Ex-chief Ronald Boyd had pled guilty in February to tax
evasion related to concealing over $1 million in income and making false
statements to the FBI.
Although he’d told FBI agents he had no financial interest
in a company developing a smartphone app called Portwatch, to allow people to
report criminal activities at the port, the truth was that he actually had 13.3
percent interest in it, according to the US Attorney’s Office.

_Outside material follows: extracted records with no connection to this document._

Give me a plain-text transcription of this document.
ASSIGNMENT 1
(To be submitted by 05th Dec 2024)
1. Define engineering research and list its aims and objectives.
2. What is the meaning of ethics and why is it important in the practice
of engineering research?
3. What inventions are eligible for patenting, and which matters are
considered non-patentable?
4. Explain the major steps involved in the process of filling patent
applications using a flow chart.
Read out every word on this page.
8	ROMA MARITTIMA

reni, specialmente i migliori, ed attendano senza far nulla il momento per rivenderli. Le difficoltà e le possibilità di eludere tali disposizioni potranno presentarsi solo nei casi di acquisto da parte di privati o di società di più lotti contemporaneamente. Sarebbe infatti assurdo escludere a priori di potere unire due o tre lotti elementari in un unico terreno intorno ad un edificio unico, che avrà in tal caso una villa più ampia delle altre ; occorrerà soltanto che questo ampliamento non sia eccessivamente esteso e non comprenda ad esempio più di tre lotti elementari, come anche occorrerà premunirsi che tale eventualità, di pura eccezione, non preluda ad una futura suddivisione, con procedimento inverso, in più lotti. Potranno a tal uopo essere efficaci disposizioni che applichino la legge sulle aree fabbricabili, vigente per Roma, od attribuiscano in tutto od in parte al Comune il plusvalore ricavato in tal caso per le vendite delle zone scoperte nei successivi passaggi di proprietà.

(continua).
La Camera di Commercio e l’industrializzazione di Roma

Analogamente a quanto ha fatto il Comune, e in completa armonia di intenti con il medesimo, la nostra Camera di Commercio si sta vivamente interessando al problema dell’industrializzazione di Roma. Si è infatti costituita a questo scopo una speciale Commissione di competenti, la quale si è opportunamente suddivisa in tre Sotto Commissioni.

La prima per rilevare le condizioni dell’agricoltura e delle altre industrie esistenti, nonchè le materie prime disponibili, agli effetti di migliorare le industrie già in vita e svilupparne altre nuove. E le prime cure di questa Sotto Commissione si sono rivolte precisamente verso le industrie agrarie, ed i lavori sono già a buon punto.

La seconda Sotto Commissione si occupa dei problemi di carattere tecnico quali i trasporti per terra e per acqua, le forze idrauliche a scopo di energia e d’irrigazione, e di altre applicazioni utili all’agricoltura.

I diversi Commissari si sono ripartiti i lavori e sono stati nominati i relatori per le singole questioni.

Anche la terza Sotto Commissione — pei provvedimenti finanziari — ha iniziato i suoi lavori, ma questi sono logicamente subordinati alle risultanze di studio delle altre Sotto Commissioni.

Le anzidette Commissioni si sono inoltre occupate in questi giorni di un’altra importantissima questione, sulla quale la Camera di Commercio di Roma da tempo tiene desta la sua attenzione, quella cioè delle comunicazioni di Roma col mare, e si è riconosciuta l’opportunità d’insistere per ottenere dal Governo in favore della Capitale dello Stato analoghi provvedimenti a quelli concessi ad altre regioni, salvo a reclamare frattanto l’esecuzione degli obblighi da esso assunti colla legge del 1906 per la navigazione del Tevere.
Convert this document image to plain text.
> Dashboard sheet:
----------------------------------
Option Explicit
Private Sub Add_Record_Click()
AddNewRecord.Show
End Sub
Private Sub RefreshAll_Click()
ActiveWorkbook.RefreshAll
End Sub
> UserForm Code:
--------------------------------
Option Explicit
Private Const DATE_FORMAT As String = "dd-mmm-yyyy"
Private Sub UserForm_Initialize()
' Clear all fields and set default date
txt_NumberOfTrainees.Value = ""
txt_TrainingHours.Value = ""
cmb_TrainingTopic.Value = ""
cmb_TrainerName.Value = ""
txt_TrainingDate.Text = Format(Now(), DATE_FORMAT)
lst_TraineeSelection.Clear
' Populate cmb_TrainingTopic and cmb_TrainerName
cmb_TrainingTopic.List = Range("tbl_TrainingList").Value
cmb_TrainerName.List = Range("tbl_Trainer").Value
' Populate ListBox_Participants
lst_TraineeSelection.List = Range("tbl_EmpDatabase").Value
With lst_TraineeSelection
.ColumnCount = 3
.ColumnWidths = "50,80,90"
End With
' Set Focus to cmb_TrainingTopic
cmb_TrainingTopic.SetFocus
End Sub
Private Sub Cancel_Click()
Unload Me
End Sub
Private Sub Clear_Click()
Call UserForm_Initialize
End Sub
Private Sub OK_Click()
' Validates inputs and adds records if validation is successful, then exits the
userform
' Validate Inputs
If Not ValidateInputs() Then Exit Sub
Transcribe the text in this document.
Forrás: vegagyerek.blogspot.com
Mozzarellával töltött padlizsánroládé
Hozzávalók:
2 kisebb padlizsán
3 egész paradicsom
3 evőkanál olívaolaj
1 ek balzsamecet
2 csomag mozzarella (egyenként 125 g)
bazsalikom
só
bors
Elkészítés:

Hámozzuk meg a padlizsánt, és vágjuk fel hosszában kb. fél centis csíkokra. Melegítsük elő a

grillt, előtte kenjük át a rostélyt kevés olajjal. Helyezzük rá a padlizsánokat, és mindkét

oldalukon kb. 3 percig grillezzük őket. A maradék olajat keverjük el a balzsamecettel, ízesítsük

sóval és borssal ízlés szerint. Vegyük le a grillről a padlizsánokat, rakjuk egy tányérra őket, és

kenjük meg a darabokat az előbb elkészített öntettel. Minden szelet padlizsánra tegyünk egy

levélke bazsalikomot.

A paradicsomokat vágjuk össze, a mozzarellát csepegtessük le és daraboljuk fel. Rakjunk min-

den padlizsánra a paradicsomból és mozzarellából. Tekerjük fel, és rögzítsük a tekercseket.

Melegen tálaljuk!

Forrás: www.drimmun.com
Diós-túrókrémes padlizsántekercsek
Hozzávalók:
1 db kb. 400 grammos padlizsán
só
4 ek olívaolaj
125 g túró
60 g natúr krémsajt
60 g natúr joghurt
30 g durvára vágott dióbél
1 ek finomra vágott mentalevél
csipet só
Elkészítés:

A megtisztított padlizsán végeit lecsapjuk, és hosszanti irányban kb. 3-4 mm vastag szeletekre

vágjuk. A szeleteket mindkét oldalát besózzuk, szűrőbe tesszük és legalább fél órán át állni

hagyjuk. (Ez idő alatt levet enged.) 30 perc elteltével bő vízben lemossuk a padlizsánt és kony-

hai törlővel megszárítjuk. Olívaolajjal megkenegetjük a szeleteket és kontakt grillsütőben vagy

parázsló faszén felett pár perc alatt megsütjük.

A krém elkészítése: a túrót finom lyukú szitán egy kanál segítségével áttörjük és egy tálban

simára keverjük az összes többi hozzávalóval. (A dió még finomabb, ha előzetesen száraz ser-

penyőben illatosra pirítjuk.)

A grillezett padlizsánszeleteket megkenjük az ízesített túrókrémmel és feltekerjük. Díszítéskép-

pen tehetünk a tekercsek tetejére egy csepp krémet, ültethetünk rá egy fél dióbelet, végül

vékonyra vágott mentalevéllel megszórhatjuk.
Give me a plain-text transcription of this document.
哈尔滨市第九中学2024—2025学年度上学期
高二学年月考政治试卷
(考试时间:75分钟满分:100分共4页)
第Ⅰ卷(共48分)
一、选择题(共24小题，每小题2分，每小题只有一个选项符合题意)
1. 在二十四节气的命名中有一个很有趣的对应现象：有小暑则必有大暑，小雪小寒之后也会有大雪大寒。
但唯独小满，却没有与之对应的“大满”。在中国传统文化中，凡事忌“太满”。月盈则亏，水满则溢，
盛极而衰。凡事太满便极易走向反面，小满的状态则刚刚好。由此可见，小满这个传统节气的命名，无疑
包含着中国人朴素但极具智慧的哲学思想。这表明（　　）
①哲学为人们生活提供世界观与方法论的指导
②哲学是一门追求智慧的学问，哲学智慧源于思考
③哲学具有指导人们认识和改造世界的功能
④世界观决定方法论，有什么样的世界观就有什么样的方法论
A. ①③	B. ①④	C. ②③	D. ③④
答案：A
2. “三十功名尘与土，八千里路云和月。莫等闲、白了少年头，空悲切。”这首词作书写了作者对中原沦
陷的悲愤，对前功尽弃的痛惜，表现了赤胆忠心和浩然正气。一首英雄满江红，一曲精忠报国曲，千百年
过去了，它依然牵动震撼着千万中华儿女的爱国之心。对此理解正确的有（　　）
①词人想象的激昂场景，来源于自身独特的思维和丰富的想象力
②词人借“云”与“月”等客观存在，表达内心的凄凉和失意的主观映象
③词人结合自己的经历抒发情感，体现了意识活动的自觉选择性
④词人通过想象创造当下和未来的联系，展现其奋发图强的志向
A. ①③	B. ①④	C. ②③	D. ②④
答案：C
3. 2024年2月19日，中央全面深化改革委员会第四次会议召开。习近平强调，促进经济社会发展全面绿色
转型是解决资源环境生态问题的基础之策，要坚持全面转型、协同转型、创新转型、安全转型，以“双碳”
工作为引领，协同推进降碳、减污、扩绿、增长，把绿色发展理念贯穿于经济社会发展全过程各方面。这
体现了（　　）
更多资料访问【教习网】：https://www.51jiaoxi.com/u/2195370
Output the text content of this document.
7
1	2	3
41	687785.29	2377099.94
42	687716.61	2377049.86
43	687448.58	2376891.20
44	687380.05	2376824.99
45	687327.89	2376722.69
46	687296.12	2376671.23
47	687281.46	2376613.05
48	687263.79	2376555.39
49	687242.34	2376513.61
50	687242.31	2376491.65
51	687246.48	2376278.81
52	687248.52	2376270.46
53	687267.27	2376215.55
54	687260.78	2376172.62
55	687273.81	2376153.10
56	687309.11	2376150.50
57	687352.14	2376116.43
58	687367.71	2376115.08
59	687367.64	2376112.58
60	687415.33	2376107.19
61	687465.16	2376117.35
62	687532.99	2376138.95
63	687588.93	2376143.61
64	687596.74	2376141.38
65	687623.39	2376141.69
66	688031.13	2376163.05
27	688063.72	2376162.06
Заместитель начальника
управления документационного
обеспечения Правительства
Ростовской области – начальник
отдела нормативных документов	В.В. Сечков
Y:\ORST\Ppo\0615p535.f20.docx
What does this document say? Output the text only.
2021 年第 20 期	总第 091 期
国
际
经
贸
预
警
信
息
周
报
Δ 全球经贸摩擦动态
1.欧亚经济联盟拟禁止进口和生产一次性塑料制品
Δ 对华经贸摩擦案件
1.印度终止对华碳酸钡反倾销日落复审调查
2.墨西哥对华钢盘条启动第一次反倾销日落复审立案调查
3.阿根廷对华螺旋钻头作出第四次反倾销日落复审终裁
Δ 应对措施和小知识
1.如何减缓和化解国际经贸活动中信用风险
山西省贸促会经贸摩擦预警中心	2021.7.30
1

He was given a stake in the company, according to federal
officials, by promising that the Portwatch contract would be awarded to a
company called BDB Digital Communications which he set up with two partners in
2011.
The parties involved with BDB also allegedly intended to
generate revenues by marketing and selling a similar app – called Metrowatch –
to other government agencies. Boyd admitted to lying to federal investigators
after telling them that he had no financial stake in Metrowatch, according to a
federal indictment.
Prosecutors also said he failed to disclose more than $1.1
million in income on his 2007 to 2011 tax returns from At Close Range Inc., an
LA-area security company he operated.
Boyd had been named the port’s police chief in January 2015,
just three months before being indicted by a federal grand jury. He was placed
on administrative leave by the port after the indictment, and retired from the
port last November. His duties were assumed by Deputy Port Police Chief Thomas
Gazsi. Gazsi was appointed to the chief position in December 2015.